Risikokategorien der KI-Verordnung Kategorie 1: Inakzeptables Risiko - Absolutes Verbot Bestimmte KI-Praktiken sind grundsätzlich verboten. Dazu gehören Systeme, die Menschen unterschwellig manipulieren oder auf Basis persönlicher Merkmale, wie Herkunft, Vorhersagen über kriminelles Verhalten treffen sollen. Solche Systeme dürfen weder entwickelt noch eingesetzt werden.
Kategorie 2: Hohes Risiko - Strenge Regulierung Hochrisiko-KI-Systeme sind unter strengen Auflagen zulässig. Dies betrifft beispielsweise KI im Gesundheitswesen für Diagnostik oder Systeme für Personalentscheidungen. Die Anforderungen umfassen höchste Datenqualität, lückenlose Dokumentation und kontinuierliche Überwachung. Der damit verbundene Aufwand ist erheblich, aber für die Sicherheit unerlässlich.
Kategorie 3: Begrenztes Risiko - Transparenzanforderungen Die Mehrheit gängiger KI-Anwendungen fällt in diese Kategorie. Der Schwerpunkt liegt auf Transparenz: Ein Chatbot muss als KI erkennbar sein, KI-generierte Inhalte (etwa im Marketing) müssen entsprechend gekennzeichnet werden. Nutzer müssen stets über die Interaktion mit KI-Systemen informiert sein.

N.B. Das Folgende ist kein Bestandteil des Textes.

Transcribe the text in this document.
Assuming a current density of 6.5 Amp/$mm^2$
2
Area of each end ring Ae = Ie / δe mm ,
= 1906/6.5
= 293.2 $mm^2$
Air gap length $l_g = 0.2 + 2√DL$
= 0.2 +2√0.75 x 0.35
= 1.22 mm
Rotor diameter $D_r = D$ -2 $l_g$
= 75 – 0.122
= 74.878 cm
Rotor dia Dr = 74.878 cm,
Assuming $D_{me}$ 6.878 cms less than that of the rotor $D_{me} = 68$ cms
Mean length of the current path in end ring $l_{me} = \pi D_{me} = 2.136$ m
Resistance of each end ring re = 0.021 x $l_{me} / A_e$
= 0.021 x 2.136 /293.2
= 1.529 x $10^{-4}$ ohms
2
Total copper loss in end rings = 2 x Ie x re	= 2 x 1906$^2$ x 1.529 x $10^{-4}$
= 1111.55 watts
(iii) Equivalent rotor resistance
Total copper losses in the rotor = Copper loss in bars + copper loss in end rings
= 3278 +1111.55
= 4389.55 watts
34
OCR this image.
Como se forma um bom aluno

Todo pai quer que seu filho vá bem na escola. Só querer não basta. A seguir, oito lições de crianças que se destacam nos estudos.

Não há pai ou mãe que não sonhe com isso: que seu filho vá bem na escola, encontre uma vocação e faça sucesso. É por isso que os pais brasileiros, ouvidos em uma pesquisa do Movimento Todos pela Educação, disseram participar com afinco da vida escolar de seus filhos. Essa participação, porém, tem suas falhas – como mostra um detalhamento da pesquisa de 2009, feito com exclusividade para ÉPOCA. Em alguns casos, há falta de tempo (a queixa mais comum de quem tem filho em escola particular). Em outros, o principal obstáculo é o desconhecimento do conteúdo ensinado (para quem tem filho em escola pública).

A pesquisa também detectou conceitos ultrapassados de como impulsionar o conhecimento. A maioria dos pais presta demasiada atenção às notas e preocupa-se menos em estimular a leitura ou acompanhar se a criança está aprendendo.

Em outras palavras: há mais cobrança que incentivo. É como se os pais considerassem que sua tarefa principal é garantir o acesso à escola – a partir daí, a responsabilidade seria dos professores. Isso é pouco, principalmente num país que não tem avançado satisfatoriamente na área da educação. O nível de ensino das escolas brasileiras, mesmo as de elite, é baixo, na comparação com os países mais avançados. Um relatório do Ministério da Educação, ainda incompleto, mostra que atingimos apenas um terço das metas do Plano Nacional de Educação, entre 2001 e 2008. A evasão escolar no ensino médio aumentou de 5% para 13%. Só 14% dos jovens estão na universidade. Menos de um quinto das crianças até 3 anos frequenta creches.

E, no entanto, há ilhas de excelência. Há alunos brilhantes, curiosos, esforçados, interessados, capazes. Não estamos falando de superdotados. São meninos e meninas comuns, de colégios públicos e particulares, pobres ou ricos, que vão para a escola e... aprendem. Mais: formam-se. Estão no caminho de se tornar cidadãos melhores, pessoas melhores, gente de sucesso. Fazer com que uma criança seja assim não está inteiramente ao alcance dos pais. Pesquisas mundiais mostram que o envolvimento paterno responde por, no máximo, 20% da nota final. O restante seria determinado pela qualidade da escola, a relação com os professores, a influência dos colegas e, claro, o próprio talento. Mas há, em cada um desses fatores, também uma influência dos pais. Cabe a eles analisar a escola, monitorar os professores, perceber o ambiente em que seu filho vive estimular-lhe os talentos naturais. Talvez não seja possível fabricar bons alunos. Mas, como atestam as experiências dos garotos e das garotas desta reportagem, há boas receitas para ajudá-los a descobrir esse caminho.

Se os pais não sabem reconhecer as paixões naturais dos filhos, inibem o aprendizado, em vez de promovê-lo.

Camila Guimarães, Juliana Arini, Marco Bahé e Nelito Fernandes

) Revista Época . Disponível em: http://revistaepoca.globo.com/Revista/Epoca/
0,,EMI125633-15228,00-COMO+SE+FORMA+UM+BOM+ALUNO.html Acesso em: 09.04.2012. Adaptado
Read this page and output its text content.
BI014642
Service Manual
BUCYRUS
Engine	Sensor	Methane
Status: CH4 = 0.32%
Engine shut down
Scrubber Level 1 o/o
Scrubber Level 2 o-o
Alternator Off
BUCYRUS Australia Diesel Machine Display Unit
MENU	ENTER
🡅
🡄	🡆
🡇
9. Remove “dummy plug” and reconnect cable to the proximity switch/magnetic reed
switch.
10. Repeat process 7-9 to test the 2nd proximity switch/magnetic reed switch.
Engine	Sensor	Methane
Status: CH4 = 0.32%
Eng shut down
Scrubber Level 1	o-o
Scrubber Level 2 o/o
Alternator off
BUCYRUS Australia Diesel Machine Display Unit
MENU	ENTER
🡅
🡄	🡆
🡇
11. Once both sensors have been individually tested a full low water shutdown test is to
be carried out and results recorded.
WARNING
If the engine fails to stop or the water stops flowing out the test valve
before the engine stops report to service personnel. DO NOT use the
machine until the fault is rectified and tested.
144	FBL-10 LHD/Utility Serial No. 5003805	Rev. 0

Kategorie 4: Minimales Risiko - Grundlegende Anforderungen Für KI-Systeme mit minimalem Risiko, wie Spam-Filter oder KI in Videospielen, gelten nur die grundlegenden Anforderungen an KI-Kompetenz der Mitarbeitenden. Diese Systeme unterliegen keinen speziellen Auflagen.
Wichtig: Die Grenzen zwischen den Kategorien sind nicht immer eindeutig. Im Zweifelsfall empfiehlt sich eine Einstufung in die höhere Risikokategorie, um regulatorische Risiken zu minimieren.
Die EU bietet als Hilfsmittel, den EU AI ACT Compliance Checker , um schnell herauszufinden welche Pflichten einzuhalten sind.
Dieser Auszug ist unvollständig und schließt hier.